3. Example: Cold-Start-Time Sweep

How sensitive is SLA attainment to engine startup time? Sweep startup_time from 0 to 300 seconds in 10-second steps and record TTFT/ITL/GPU-hours per run.

$ #!/usr/bin/env bash
$ set -euo pipefail
$ 
$ TRACE=traces/mooncake_fast25/toolagent_trace.jsonl
$ OUT=planner_reports/sweep_startup
$ mkdir -p "$OUT"
$ 
$ run_one() {
>   local s=$1
>   local name=$(printf "dynosim_agg_startup_%03d.html" "$s")
>   local extra
>   if [[ "$s" -eq 0 ]]; then
>     extra='{"aic_backend":"vllm","aic_system":"h200_sxm","aic_model_path":"nvidia/Llama-3.1-8B-Instruct-FP8","aic_tp_size":1}'
>   else
>     extra=$(printf '{"aic_backend":"vllm","aic_system":"h200_sxm","aic_model_path":"nvidia/Llama-3.1-8B-Instruct-FP8","aic_tp_size":1,"startup_time":%d}' "$s")
>   fi
>   .venv/bin/python -m dynamo.replay "$TRACE" \
>     --planner-config "$(printf '{"mode":"agg","optimization_target":"sla","ttft_ms":1500,"itl_ms":50,"enable_throughput_scaling":true,"enable_load_scaling":true,"pre_deployment_sweeping_mode":"rapid","throughput_adjustment_interval_seconds":300,"load_adjustment_interval_seconds":10,"prefill_engine_num_gpu":1,"decode_engine_num_gpu":1,"report_filename":"%s"}' "$name")" \
>     --extra-engine-args "$extra" \
>     --num-workers 2 --arrival-speedup-ratio 1.0 \
>     --report-json "$OUT/startup_$(printf '%03d' "$s").json" \
>     >"$OUT/startup_$(printf '%03d' "$s").log" 2>&1
> }
$ 
$ export -f run_one
$ # Run 12 sweeps in parallel; adjust -P for your machine.
$ seq 0 10 300 | xargs -n1 -P12 -I{} bash -c 'run_one "$@"' _ {}

Each run emits the AIPerf metrics table (parse TTFT / ITL avg / p90) and its HTML report (grep GPU hours: <float>). Plotting those against startup_time gives:

Planner DynoSim — startup time sweep

Observations from this sweep (agg, TTFT SLA 1,500 ms, ITL SLA 50 ms, H200-SXM, Llama-3.1-8B-FP8, TP=1):

SLA cliff near 100–120 s.
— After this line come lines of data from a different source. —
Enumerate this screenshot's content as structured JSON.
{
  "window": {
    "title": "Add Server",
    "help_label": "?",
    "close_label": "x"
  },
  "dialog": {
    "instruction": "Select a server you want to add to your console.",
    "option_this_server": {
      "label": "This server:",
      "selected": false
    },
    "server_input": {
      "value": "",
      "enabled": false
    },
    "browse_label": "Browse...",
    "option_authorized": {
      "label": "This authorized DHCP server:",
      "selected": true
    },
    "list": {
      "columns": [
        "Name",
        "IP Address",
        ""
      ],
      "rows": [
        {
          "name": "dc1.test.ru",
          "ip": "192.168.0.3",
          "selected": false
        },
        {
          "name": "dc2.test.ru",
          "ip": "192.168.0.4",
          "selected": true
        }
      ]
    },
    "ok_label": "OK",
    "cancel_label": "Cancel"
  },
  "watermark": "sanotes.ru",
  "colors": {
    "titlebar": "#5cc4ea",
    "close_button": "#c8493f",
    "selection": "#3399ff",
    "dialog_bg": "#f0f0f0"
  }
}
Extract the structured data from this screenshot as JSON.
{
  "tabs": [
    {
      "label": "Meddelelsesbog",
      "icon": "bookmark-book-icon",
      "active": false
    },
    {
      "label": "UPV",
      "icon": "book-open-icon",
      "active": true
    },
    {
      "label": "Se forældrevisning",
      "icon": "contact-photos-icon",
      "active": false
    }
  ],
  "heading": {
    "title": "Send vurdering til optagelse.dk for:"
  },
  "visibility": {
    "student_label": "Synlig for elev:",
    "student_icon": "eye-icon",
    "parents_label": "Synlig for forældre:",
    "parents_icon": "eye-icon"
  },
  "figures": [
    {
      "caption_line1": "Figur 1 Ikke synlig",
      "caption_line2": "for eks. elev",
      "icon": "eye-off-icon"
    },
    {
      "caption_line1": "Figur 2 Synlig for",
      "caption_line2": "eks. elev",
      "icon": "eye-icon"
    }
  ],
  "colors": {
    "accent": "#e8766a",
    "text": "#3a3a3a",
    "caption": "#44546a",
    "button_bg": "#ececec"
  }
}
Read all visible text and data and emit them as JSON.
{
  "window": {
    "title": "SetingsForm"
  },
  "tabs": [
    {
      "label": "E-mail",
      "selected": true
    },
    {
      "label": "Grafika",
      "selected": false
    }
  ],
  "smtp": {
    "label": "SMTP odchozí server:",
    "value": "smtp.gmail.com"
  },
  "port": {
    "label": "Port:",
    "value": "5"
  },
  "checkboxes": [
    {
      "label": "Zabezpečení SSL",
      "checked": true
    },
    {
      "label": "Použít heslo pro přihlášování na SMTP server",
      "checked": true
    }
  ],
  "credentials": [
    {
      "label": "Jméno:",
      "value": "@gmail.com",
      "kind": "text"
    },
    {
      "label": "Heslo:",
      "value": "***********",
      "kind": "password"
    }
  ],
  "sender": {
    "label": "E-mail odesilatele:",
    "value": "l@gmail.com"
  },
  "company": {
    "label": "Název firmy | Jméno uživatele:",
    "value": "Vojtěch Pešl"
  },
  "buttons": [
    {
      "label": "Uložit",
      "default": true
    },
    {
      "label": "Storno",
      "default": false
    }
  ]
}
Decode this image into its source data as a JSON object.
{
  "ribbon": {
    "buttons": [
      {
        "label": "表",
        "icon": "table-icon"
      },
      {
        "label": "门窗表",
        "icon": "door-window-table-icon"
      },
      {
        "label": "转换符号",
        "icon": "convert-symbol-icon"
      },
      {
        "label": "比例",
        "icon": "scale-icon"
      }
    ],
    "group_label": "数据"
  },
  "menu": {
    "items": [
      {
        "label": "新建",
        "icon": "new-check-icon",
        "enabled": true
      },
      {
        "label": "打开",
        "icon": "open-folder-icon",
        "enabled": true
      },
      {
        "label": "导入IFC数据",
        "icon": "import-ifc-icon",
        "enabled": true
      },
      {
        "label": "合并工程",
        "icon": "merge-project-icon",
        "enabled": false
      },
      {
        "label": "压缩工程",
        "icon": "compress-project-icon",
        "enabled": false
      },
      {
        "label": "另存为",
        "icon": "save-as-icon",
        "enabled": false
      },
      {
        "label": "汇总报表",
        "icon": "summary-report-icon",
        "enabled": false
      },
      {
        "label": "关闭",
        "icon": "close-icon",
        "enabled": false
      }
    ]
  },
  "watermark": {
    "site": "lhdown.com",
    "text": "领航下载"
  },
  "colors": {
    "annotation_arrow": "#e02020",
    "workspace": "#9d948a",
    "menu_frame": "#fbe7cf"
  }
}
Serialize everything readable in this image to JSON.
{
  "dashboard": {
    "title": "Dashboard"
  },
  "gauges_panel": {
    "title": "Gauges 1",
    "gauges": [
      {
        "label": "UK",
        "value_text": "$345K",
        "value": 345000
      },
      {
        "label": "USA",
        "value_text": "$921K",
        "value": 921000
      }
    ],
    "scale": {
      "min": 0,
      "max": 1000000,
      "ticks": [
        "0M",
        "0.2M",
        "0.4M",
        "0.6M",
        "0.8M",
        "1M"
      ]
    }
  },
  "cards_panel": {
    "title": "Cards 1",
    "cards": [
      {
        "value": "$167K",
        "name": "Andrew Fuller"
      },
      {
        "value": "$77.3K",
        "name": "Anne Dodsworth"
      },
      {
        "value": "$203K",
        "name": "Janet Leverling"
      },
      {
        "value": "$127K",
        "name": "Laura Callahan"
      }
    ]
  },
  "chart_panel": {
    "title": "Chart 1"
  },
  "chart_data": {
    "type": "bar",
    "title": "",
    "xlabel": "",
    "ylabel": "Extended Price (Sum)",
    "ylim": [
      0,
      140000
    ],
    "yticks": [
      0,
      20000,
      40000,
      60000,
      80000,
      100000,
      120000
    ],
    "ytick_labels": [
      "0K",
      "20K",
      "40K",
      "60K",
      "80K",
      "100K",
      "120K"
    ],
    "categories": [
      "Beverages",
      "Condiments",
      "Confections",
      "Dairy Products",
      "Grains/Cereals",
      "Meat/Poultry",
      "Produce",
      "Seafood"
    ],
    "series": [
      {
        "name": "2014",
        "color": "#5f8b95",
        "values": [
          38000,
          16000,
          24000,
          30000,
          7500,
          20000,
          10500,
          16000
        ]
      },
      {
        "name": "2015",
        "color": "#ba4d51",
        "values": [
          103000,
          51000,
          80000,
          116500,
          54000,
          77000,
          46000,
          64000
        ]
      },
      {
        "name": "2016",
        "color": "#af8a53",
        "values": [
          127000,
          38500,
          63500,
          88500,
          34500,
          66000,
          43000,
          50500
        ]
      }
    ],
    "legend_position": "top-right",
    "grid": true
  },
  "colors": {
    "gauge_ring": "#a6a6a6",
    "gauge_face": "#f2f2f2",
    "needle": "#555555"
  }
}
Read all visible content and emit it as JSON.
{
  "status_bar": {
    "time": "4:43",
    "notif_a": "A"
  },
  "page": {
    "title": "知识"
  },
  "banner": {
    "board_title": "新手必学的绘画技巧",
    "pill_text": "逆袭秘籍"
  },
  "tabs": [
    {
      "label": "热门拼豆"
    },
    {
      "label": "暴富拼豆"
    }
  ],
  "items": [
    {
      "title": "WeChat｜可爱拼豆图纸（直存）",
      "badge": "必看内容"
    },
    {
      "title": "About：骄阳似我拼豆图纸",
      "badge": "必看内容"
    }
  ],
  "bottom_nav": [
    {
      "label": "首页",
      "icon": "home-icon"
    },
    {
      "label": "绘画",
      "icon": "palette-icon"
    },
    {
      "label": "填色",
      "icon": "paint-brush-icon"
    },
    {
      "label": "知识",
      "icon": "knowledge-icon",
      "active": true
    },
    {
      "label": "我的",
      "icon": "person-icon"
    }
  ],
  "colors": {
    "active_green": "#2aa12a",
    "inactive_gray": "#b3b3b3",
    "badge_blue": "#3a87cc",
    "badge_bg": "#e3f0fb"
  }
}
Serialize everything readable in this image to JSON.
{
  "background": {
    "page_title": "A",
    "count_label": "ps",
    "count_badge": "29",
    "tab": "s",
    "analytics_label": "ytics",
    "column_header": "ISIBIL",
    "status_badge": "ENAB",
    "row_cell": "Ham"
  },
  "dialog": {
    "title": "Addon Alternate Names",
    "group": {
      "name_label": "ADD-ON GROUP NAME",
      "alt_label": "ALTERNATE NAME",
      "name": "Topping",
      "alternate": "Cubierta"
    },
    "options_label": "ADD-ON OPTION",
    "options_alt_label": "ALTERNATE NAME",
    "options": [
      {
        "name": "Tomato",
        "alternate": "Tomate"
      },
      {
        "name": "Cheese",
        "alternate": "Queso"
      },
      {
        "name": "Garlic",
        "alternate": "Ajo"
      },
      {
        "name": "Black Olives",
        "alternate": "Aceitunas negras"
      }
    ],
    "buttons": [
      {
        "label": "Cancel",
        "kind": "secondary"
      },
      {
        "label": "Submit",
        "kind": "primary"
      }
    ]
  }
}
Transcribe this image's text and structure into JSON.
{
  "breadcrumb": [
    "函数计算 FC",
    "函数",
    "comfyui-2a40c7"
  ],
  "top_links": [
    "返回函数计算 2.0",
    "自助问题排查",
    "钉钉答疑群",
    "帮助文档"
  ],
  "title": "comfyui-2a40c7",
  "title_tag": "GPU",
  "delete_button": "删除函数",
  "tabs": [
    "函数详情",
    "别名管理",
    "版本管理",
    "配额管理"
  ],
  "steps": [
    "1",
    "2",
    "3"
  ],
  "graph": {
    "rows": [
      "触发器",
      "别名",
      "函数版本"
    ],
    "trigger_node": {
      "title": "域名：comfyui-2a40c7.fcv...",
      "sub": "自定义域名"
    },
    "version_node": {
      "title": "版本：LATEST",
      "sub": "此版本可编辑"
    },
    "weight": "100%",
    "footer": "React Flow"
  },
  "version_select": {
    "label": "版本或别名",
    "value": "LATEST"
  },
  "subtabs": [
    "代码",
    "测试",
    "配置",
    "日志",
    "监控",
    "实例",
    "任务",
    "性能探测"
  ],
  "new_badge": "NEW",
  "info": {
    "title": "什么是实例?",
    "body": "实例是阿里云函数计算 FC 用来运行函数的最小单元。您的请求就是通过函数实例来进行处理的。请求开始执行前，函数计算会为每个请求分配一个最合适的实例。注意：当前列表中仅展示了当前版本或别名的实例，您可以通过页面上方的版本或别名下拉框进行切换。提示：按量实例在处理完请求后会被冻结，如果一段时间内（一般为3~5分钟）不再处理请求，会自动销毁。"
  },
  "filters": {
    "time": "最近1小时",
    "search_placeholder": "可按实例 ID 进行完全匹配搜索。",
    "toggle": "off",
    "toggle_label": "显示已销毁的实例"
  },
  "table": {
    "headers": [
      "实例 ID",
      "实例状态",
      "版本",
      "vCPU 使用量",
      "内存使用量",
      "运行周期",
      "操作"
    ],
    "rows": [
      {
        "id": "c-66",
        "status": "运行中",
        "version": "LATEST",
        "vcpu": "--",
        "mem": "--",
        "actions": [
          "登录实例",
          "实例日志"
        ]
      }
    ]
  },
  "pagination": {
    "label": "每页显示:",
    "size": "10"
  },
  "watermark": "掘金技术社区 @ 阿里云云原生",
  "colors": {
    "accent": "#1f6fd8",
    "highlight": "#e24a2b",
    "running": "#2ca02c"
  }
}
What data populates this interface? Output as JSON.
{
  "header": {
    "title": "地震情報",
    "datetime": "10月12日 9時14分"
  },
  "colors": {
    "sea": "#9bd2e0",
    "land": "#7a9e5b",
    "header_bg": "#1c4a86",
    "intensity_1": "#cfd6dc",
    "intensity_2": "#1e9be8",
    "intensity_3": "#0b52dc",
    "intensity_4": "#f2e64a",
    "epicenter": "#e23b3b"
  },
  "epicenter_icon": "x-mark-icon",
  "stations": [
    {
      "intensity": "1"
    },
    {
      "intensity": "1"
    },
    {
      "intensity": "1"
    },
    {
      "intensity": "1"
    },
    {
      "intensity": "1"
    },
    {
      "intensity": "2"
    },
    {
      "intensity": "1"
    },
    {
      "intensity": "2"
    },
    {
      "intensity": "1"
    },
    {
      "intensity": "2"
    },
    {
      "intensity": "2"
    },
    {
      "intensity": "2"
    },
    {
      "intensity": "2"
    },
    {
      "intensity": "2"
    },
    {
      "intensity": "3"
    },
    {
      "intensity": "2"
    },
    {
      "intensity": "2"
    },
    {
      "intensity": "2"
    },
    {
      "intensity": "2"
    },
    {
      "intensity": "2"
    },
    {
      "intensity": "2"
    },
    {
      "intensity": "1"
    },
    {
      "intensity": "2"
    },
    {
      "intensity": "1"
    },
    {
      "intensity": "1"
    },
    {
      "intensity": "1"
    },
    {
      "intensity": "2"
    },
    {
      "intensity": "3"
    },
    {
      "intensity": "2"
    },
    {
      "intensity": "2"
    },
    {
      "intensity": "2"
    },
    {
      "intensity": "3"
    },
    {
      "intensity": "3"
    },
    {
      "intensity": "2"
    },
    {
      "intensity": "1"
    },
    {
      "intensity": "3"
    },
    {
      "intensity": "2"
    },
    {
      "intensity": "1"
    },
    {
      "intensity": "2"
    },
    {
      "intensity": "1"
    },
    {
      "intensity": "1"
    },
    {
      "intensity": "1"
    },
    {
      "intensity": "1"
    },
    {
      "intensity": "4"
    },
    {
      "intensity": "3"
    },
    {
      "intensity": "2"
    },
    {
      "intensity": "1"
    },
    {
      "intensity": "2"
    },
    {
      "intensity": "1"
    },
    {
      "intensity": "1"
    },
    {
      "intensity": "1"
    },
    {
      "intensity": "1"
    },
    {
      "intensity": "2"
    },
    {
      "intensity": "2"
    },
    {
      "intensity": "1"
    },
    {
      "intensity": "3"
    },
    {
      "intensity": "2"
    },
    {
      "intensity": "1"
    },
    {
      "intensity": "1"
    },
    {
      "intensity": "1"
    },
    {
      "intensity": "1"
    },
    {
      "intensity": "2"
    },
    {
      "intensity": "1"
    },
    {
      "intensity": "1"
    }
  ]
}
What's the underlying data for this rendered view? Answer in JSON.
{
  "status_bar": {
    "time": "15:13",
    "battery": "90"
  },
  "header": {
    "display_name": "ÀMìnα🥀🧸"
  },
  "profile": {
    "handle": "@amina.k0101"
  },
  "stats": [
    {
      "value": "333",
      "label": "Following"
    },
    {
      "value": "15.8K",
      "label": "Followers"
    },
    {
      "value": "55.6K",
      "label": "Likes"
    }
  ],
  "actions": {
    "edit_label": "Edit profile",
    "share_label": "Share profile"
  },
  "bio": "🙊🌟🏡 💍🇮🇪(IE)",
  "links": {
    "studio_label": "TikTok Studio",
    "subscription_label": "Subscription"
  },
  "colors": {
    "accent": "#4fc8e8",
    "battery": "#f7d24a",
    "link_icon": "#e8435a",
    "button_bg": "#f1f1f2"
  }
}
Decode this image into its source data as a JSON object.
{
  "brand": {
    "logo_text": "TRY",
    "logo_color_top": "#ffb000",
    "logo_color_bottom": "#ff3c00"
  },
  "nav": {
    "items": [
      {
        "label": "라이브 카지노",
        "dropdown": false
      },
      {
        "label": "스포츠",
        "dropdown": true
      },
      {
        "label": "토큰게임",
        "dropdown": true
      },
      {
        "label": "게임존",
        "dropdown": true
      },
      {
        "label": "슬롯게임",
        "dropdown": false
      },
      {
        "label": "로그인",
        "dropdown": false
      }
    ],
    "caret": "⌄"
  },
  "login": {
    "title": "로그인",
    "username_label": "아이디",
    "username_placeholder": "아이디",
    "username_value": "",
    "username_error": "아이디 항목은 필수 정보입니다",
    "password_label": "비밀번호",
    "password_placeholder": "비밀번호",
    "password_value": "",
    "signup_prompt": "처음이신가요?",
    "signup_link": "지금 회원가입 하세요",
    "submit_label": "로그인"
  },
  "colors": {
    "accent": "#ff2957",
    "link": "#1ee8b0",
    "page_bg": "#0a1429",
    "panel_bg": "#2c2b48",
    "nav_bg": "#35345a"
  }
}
Below that, the planner scales up fast enough to hold TTFT; above it, p99 TTFT diverges and the system stays perpetually backlogged.
Scaling-event count drops monotonically (42 → 8) as startup grows — long-startup runs require load planner to wait for stabilization before the next scaling decision.
ITL is less sensitive than TTFT until the queue saturates. Below the cliff, ITL rises modestly (25 → 30 ms avg); above it, p90 ITL jumps to ~200 ms as decode requests starve.